Sangkhathat Surasak, Kanngurn Samornmas, Jaruratanasirikul Somchit, Tubtawee Teeravut, Chaiyapan Walawee, Patrapinyokul Sakda, Chiengkriwate Piyawan
Tumor Biology Research Group, Faculty of Medicine, Prince of Songkla University, Hatyai, Songkhla, Thailand.
J Med Assoc Thai. 2010 Sep;93(9):1093-7.
While a germline activating mutation of the luteinizing hormone receptor (LHR) gene is known to cause autonomous production of testosterone from testicular Leydig cells in male-limited precocious puberty, only a few studies have addressed the role of somatic LHR mutation in testicular pathology. The authors report a case of a 6-year-old boy who developed secondary sex characteristics including facial acne, enlarging genitalia, and aggressive behavior, for which serial biochemical evaluation confirmed the status of peripheral precocious puberty. Examination revealed asymmetrical testicular volume, following which a left testicular tumor was detected through ultrasonography. A left orchiectomy was performed, and histopathology revealed a well-circumscribed Leydig cell tumor Molecular study of the exon 11 of the LHR gene revealed a missense mutation at the nucleotide position 1,732, leading to a substitution of histidine for aspartic acid at codon 578. Interestingly, the substitution was consistent with all previously reported LHR alteration in pediatric Leydig cell adenoma, but which had never before been reported in male-limited precocious puberty, suggesting that the mutation is a molecular signature of the adenoma.

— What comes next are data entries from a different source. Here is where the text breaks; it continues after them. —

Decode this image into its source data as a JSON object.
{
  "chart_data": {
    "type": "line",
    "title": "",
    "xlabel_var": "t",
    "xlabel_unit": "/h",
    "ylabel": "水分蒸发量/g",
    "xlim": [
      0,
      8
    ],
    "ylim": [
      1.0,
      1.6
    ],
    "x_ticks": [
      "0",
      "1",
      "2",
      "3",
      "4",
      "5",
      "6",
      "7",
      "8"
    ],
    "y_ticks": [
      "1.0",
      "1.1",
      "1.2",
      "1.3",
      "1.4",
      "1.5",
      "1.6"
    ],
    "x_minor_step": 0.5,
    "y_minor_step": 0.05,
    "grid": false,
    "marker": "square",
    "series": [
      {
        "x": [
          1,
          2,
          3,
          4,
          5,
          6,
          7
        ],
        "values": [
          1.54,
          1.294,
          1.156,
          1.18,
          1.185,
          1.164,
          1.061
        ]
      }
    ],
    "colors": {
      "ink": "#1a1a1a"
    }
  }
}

虽然已知促黄体生成素受体(LHR)基因的种系激活突变会导致男性局限性性早熟时睾丸间质细胞自主产生睾酮,但仅有少数研究探讨了体细胞LHR突变在睾丸病理中的作用。作者报告了一例6岁男孩,其出现了包括面部痤疮、生殖器增大和攻击性行为在内的第二性征,连续生化评估证实为外周性早熟。检查发现睾丸体积不对称,随后通过超声检查发现左侧睾丸肿瘤。进行了左侧睾丸切除术,组织病理学显示为边界清楚的间质细胞瘤。对LHR基因第11外显子的分子研究发现,核苷酸位置1732处存在错义突变,导致密码子578处的天冬氨酸被组氨酸取代。有趣的是,该取代与先前报道的所有小儿间质细胞腺瘤中的LHR改变一致,但此前从未在男性局限性性早熟中报道过,这表明该突变是腺瘤的分子特征。